The last three days have passed in a blur. With 24 hours of light (including 21 hours when the sun is actually above the horizon), there is a surreal sense of timelessness. One day blends seamlessly into the next. Fog rolls in, fog rolls out. Rain changes to sleet, and sleet into brief bursts of sunshine. The pack ice on the Bering Sea blows in, and then blows out.
The ice patches that still dot the landscape melt and re-freeze, making interesting patterns and formations.
Many times I’d forget whether it was time for breakfast, dinner, an outing, or bed. I’d get back in the truck after a short hike across the tundra to find (to my amazement) that it was nearly 10pm. One day I brushed my teeth four times, the next I forgot completely. I couldn’t remember if an event happened earlier that day, or the previous day, or the day before that. But the one thing I know is that Neil and I typically spent a good 14 hours in the field, sometimes longer, and we saw some amazing things.

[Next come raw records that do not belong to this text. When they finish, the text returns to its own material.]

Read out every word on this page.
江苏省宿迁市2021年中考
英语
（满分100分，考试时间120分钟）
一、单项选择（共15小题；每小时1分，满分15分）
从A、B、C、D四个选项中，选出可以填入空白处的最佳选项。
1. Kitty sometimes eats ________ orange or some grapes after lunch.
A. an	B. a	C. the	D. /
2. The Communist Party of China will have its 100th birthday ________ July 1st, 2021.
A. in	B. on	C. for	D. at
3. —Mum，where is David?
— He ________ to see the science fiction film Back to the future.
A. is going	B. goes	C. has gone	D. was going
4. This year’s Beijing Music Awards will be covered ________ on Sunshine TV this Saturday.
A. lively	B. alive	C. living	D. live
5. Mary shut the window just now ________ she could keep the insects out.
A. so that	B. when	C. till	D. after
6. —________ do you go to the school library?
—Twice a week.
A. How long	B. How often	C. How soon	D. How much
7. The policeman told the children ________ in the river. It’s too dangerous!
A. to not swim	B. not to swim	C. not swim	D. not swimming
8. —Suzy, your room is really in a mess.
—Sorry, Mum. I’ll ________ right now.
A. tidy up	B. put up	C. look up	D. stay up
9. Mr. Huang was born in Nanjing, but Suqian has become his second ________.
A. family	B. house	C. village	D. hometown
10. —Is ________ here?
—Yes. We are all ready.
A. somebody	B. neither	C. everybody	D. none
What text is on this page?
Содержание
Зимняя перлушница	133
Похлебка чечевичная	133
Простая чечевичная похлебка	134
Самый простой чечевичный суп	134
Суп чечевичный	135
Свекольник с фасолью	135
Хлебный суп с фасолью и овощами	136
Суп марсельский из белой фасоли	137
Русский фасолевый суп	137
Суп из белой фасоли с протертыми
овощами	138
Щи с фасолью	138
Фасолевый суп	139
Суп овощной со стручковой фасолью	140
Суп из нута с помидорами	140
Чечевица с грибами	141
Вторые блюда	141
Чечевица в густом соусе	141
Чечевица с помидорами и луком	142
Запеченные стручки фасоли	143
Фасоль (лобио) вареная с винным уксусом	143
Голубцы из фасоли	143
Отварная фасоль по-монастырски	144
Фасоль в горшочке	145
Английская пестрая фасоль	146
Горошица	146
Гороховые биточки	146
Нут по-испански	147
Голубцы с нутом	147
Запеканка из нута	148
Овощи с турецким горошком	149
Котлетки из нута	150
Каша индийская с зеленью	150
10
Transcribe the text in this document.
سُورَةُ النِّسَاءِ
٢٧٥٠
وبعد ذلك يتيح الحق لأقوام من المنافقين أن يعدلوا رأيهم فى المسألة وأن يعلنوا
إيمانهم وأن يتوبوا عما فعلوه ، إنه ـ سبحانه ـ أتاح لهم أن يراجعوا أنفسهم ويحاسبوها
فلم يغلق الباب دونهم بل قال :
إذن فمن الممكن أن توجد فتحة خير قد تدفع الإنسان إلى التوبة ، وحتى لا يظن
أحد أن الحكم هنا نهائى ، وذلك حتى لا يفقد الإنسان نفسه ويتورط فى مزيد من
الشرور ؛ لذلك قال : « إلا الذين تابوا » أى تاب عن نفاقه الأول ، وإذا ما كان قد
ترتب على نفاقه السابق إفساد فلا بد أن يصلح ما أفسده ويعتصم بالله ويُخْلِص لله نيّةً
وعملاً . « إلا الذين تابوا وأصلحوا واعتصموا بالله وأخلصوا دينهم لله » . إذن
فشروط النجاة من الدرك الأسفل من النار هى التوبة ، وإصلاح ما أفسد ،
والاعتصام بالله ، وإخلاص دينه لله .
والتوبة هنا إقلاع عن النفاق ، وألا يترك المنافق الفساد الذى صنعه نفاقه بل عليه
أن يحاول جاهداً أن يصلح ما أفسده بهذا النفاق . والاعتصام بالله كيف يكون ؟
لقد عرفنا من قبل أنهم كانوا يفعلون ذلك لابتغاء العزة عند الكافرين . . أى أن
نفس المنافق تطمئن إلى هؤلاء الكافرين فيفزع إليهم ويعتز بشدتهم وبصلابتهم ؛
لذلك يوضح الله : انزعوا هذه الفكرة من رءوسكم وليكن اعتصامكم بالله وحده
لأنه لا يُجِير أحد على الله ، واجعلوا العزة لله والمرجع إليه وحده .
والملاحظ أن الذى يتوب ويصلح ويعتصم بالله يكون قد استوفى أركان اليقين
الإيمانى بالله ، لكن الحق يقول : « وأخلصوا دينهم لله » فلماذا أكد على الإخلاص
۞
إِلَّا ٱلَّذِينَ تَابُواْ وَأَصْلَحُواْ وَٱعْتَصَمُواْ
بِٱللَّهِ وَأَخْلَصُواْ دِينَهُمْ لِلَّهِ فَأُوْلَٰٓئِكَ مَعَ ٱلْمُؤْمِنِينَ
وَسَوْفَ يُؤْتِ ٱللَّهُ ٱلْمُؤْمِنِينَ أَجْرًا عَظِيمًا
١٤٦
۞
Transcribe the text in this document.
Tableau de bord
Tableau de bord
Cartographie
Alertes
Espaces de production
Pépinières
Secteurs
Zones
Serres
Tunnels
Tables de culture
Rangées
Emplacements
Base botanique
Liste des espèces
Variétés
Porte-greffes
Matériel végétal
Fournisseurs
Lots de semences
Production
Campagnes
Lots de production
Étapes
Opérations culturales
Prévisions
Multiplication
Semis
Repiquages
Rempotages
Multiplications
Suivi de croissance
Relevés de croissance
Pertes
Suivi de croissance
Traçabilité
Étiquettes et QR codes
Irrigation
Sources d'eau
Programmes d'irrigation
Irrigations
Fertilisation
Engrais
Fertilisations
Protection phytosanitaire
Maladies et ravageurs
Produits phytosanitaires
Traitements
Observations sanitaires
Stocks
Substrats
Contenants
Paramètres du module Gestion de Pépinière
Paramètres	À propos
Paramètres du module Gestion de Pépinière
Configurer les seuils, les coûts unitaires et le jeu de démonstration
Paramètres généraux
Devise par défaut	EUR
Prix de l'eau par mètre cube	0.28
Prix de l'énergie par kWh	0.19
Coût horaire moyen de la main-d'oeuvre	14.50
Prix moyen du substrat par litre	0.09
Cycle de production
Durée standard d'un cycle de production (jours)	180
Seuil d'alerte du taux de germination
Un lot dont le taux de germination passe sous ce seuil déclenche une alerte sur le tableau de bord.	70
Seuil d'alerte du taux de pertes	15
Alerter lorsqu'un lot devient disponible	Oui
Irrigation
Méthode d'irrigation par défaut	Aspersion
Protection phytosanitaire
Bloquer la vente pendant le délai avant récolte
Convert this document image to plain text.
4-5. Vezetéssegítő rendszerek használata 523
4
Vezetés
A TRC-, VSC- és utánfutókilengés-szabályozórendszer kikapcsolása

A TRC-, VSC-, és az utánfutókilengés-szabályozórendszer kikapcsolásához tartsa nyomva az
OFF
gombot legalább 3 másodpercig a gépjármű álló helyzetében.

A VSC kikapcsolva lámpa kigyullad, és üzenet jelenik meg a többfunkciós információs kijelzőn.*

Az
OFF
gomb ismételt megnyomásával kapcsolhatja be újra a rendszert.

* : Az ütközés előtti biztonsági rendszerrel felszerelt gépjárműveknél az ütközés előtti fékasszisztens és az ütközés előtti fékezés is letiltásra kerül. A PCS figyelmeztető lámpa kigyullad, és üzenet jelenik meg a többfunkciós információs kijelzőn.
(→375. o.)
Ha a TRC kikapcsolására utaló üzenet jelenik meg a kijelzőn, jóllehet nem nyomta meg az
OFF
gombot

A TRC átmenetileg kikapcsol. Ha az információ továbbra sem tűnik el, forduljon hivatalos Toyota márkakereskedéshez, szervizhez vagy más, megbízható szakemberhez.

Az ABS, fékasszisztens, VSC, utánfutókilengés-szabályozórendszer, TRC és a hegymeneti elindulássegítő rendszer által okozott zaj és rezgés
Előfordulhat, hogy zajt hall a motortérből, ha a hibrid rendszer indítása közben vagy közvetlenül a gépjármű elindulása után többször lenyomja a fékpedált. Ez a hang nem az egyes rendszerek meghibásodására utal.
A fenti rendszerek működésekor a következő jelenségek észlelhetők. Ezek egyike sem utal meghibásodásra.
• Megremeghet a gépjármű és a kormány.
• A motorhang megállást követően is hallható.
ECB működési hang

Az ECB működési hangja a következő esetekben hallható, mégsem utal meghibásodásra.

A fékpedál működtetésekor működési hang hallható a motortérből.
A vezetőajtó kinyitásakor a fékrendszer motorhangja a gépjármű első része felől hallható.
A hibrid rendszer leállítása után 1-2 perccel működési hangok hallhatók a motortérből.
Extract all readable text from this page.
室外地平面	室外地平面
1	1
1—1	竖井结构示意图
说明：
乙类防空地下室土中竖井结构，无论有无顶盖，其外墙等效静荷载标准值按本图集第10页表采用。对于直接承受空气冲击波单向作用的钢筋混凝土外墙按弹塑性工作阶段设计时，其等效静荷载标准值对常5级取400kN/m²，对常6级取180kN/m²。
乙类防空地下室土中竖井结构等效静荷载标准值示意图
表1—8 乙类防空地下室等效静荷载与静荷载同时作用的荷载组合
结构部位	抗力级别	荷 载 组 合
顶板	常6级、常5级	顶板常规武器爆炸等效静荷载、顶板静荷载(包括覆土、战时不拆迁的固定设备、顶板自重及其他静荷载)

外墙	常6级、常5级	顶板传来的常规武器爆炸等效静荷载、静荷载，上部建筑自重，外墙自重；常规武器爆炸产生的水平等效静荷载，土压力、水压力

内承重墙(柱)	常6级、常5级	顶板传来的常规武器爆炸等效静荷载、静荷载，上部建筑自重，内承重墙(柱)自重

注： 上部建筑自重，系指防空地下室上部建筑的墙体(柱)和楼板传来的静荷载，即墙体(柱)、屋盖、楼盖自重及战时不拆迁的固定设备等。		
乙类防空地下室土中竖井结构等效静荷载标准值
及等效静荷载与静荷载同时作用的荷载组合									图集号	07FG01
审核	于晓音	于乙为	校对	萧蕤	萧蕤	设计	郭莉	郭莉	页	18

Our trusty steed was a 2002 pickup with 149,000 miles on it. It came with one half-flat tire, and one-quarter tank of gas. But as soon as we pumped up the left front tire a bit and put about $100 worth of gas in it, it was good to go!
On our first full day, we headed out Kougarok Road. Highlights included Northern Wheatear, Eastern Yellow Wagtail, and Rock and Willow Ptarmigan. A female Willow Ptarmigan even posed in the road for us:
We also saw Muskox; some were distant adults:
And one adorable baby muskox briefly ran along side the truck:
In the afternoon we drove back along Council Road, where Neil’s sharp eyes picked out a group of four rare Steller’s Eiders floating along on a small piece of sea ice.
They were too far away for my wimpy camera, but we got great looks through the telescopes.
The next day we explored the third road out of Nome, Teller Road. A moose greeted us on the edge of town.
Our jaunt down Teller was another great success. We found singing Bluethroats, and Neil got some amazing photos of this Old World thrush (or is it now considered a flycatcher?) that barely ranges into Alaska. He promised to send me some of his pictures. Neil also found a White Wagtail, a rare bird even for the Nome area. This Asian vagrant fluttered about the edges of the Sinuk River near a bridge, and I snapped some blurry but identifiable photos for posterity:
For our final full day in the Nome area, Neil and I again teamed up with Abe to look for the mythical Bristle-thighed Curlew. There is exactly one accessible location in North America where this shorebird breeds, and I use the word “accessible” loosely. First you have to fly to Nome, via Anchorage (and maybe some other places). Then you have to secure a vehicle and drive 72 miles north on the Kougarok dirt road. Then you have to climb across the wet tundra up a mountain ridge to the Curlew’s nesting grounds, a hike that has been described as “walking on bowling balls” due to the nature of the low but very thick plant life there. Then you have to identify the Curlew, which looks extremely similar to the Whimbrel, another shorebird that nests in the same area.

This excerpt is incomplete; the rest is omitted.